It is well known that Asia’s rapid economic growth is creating a commensurate expansion in its energy needs. Also, the region’s requirement is mainly for fossil fuels, most of them imported, and the result will likely be environmental damage caused by a swamping of global carbon dioxide targets. Meanwhile, government measures to regulate domestic demand, for instance through subsidies, is perversely benefiting the rich at the expense of the poor.
Concrete but practical measures are essential to tackle Asia’s “energy challenge”, according to the Asian Development Bank (ADB). It is the special theme of the ADB’s latest economic outlook released yesterday, which highlights the balance the region must achieve to deliver energy to all its citizens while reducing its dependence on fossil fuels.
“Asia could be consuming more than half the world’s energy supply by 2035, and without radical changes carbon dioxide emissions will double,” said ADB chief economist Changyong Rhee to media at Hong Kong’s Foreign Correspondents Club yesterday morning. “Asia must both contain rising demand and explore cleaner energy options, which will require creativity and resolve, with policymakers having to grapple with politically difficult issues like fuel subsidies and regional market integration,” he added.
Rhee argued that the region needs to create a pan-Asian energy market by 2030, replicating the type of cooperation and integration that happens in Europe. That means electric grids should be interconnected across national borders, with harmonised regulations, standards and pricing policies.
Demand could be curbed by replacing inefficient, widespread fuel subsidies with ones targeted specifically to help the poor, such as a system similar to Indonesia’s. Most fuel subsidies artificially lower the cost of power and impose large fiscal burdens; eliminating them could reduce carbon dioxide emissions by 2.6 billion tons by 2035, according to the ADB.
Moreover, second-generation greenhouse gas emission taxes could be recycled to reduce the cost of cleaner inputs, limiting the adverse effect on economic activity while mitigating global warning, said Rhee.
Meanwhile, “the supply of clean energy needs to be broadly pursued”, with each country developing new technologies “according to its comparative advantage”, so that Asia can expand its energy supply. Technology transfers from developed countries can help.
Regional cooperation is also needed to aid those countries with energy deficiencies, for instance through “income policies to secure an adequate energy floor for the poor, selecting appropriate technologies for distributed and off-grid power generation and promoting community participation”.
It is clearly a difficult task, and coordinated action among Asian policymakers will be tough to achieve.

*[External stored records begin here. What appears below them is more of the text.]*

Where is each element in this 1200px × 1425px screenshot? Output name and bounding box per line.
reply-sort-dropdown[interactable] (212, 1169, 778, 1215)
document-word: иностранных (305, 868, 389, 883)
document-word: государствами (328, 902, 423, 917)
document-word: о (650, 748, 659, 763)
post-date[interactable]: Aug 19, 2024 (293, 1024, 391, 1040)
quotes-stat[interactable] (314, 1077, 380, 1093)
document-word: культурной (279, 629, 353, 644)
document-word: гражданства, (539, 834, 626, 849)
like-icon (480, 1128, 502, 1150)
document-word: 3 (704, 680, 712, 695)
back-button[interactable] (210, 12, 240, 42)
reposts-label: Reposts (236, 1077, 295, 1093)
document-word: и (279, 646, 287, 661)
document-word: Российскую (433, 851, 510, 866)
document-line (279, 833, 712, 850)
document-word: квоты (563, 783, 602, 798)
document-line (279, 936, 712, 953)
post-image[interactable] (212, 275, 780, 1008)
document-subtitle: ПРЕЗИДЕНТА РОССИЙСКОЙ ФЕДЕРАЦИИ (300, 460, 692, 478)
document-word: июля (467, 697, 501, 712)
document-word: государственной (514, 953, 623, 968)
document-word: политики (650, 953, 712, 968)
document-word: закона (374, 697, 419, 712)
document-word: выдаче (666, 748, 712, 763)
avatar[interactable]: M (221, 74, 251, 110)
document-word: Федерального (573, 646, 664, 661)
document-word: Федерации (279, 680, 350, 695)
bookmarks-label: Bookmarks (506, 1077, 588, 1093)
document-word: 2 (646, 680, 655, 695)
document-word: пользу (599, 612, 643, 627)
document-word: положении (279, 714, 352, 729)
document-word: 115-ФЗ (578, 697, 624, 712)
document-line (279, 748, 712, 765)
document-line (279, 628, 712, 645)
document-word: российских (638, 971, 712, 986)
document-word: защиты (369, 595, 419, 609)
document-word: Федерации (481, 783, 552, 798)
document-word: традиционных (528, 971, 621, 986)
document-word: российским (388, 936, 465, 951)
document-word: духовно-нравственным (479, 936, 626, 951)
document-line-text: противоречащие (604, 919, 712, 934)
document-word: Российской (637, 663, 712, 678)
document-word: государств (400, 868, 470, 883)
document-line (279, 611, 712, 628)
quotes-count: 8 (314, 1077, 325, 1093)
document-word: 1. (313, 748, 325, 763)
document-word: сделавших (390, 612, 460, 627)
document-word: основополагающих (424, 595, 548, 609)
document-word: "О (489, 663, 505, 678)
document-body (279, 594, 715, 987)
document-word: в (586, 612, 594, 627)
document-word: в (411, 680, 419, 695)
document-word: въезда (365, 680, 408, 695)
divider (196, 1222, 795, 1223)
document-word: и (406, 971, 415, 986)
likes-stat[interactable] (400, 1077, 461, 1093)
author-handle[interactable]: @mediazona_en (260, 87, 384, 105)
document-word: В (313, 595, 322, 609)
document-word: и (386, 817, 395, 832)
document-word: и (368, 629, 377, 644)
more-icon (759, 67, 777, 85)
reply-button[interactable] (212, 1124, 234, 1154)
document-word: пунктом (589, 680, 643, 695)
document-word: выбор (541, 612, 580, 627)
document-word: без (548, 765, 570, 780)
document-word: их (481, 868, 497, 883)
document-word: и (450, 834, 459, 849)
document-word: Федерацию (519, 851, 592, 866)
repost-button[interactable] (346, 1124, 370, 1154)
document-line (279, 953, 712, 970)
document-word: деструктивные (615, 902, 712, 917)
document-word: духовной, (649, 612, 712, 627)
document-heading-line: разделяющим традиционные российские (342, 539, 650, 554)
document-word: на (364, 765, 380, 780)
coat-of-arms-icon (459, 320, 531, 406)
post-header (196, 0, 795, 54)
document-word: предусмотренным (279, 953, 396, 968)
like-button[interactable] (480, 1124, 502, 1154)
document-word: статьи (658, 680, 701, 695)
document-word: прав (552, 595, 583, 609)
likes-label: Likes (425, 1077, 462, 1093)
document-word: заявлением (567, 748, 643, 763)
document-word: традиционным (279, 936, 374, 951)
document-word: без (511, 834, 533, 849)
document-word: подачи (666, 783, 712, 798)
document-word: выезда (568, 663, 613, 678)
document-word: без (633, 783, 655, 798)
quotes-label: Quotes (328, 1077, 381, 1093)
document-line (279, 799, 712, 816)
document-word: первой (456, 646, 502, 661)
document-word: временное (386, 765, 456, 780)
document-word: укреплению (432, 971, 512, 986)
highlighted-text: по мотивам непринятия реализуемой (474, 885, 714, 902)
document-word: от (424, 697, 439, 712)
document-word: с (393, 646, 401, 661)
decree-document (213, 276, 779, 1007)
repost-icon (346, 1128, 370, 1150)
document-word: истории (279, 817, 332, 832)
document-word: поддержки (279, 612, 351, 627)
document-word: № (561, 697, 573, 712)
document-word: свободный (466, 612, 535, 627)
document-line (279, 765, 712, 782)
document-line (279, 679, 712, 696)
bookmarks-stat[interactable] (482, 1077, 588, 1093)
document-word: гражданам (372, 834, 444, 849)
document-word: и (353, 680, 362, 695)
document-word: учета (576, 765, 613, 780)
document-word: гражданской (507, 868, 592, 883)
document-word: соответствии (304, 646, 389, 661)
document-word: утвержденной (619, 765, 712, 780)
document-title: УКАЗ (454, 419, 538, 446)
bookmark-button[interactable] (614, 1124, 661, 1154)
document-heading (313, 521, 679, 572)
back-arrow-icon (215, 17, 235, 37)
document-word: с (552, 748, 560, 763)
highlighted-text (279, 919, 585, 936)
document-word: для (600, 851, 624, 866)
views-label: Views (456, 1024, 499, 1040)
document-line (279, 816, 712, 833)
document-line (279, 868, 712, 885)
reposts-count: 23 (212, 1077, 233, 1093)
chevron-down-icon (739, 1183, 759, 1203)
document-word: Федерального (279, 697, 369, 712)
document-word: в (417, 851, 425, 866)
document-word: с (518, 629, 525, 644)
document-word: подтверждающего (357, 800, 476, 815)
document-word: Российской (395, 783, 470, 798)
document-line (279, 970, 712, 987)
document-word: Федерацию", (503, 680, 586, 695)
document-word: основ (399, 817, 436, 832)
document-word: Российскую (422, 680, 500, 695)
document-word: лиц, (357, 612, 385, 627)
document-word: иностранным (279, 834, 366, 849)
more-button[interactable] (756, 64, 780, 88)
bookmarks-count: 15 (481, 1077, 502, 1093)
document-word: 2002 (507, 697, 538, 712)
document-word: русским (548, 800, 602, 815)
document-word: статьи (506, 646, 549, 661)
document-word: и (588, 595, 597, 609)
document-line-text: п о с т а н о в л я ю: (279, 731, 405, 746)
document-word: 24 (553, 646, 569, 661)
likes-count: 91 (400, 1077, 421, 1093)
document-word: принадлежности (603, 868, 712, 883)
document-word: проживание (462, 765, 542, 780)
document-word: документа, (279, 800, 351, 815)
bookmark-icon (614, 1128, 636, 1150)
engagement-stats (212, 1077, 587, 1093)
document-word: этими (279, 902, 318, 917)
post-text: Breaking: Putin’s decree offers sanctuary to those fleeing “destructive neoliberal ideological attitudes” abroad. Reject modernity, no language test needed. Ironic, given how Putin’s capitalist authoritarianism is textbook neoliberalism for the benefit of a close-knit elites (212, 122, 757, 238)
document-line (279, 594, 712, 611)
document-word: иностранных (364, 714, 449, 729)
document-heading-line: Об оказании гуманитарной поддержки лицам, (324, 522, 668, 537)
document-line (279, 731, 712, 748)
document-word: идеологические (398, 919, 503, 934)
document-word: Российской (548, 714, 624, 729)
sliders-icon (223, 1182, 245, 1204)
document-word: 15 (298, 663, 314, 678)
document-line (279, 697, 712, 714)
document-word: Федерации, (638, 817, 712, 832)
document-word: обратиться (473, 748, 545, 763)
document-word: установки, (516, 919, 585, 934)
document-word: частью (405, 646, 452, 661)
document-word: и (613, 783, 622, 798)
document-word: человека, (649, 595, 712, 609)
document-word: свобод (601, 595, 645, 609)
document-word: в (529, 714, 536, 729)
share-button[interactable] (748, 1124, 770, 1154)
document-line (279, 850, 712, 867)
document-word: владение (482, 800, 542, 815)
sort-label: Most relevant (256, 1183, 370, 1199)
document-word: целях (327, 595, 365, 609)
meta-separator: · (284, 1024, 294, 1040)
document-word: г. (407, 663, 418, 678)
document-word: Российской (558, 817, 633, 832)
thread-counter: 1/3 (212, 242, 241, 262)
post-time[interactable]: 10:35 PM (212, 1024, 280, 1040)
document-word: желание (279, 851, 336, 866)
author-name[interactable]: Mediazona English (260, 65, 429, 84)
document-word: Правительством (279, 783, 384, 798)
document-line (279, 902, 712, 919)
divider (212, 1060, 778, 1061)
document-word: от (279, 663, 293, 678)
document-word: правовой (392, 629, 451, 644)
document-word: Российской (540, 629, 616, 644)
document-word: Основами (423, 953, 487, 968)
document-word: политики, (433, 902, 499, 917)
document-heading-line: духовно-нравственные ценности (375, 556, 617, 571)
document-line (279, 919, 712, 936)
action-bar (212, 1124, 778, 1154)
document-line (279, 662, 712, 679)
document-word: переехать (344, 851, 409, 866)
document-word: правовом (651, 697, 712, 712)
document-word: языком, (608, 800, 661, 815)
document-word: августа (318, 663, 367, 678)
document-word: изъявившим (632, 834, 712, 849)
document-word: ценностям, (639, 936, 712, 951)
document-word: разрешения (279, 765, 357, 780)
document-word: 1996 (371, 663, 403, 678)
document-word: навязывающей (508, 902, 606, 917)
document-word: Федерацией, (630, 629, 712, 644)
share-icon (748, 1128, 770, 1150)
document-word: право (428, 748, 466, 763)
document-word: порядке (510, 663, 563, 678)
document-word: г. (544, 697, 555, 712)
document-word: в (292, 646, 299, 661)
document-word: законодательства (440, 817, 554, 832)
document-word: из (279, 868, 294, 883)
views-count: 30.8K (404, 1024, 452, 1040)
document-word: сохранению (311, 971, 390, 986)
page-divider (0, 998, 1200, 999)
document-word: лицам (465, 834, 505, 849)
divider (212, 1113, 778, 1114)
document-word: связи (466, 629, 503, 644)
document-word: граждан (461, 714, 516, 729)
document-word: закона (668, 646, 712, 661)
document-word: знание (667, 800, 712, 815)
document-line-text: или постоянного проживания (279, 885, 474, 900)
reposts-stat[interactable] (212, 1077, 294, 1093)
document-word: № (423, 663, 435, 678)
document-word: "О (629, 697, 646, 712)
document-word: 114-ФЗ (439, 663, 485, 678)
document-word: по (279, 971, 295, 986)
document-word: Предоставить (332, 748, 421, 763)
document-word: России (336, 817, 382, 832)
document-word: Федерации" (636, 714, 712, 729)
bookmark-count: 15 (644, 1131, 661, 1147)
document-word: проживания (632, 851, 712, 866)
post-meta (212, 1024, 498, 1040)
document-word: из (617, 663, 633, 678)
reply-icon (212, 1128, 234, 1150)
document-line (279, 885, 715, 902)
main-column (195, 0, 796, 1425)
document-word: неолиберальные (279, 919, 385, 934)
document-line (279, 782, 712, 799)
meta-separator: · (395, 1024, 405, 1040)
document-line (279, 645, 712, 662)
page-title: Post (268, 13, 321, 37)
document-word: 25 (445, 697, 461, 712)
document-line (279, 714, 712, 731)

But, the consequences of inaction, based on the ADB’s simulations are potentially disastrous.
An annual economic growth rate of 6% means that Asia could account for 44% of world GDP by 2035, and its energy consumption would rise from a third in 2010 to between 51% and 56%.
If by 2035 Asia simply expands energy access without changing the way it consumes, the development agency predicts that the region’s oil consumption will double, natural gas consumption will triple and coal use will increase by 81%. In addition, with only 9% of proven global oil reserves, the region will almost triple oil imports by 2035, making it more vulnerable to external supply shocks.
The one bright spot is shale gas. China has the largest resources in the world, although there are technical uncertainties such as leakage and water contamination that need to be addressed. The other economically viable alternative to traditional fossil fuels is nuclear power.
If the Fukushima accident leads to the abandonment of the nuclear option, then the ADB predicts that carbon dioxide emission would be 8% to 13% higher in 2035.
“But expanding nuclear energy in Asia requires addressing three remaining challenges: proliferation, waste management and, above all, safety.”